Of course there are a few old fellows that are educated that are pretty shy of anything that isn't natural to them. These fellows you can catch in blind sets somewhere along your line. About the best place I can find to catch mink is where they drill into a rat house to catch rats. They smell around till they find a soft place on the south side of the house and dig a hole just large enough to crawl through, right into the rat's nest.


CHAPTER XIX.
DEADFALLS.

First a little pen about a foot square is built of stones and chunks or by driving stakes close together, leaving one side open. The pen should be built smaller and tighter than shown in illustration, so that a small mink or weasel cannot get in from the back or sides. The pen in illustration is purposely large so that triggers and bait can be seen, giving the inexperienced deadfall trapper a better idea of how to set.

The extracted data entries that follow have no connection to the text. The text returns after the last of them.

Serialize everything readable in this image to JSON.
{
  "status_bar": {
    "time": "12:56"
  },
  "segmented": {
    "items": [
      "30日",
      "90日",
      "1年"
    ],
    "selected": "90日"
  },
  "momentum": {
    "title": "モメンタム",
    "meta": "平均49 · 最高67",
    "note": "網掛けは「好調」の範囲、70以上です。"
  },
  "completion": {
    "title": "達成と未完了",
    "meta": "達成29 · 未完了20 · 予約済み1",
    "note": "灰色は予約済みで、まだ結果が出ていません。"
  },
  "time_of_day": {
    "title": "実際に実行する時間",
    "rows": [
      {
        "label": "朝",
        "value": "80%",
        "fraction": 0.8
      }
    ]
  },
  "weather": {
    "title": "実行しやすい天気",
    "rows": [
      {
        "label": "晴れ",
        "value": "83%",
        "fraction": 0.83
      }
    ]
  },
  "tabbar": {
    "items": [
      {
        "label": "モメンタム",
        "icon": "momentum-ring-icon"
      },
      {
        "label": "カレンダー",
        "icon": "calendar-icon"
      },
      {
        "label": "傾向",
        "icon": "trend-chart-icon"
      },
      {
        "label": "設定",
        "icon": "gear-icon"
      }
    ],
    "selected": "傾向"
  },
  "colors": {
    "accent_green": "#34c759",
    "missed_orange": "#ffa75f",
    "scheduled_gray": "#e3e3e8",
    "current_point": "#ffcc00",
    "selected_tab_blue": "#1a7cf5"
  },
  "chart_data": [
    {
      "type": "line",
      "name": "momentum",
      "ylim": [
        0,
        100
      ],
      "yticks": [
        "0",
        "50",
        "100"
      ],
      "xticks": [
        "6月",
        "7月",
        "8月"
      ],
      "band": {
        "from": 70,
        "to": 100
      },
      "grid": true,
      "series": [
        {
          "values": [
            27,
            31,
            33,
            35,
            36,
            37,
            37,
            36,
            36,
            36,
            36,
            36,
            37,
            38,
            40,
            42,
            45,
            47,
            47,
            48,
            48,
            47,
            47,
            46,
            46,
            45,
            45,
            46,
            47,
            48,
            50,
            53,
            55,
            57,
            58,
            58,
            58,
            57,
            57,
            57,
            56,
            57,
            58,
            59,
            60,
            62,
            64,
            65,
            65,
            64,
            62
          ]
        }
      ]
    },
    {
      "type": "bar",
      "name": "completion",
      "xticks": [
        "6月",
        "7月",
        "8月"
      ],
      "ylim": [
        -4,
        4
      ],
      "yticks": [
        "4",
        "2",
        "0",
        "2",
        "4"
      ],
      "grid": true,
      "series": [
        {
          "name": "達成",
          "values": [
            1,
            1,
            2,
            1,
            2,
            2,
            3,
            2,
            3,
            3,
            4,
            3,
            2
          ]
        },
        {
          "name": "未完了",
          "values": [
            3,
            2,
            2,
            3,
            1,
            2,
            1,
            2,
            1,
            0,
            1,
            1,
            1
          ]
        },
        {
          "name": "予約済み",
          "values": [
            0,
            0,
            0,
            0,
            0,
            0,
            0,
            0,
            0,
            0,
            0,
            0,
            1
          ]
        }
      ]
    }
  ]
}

The stakes should be cut about thirty inches long and driven into the ground some sixteen inches, leaving fourteen, or thereabout above the ground. Of course if the earth is very solid stakes need not be so long, but should be so driven that only about fourteen inches remains above ground. A sapling say four inches in diameter and four feet long is laid across the end that is open. A sapling that is four or five inches in diameter and about twelve feet long is now cut for the "fall."

Stakes are set so that this pole or fall will play over the short pole on the ground. These stakes should be driven in pairs; two about eighteen inches from the end; two about fourteen further back. (See illustration). The small end of the pole should be split and a stake driven firmly through it so there will be no danger of the pole turning and "going off" of its own accord.

The trap is set by placing the prop (which is only seven inches in length and half an inch through) between the top log and the short one on the ground, to which is attached the long trigger, which is only a stick about the size of the prop, but about twice as long, the baited end of which extends back into the little pen. The figure 4 triggers can be used if preferred, but the two piece is as good if not better. The bait may consist of a piece of fish, chicken, rabbit or any tough bit of meat so long as it is fresh, and the bloodier the better.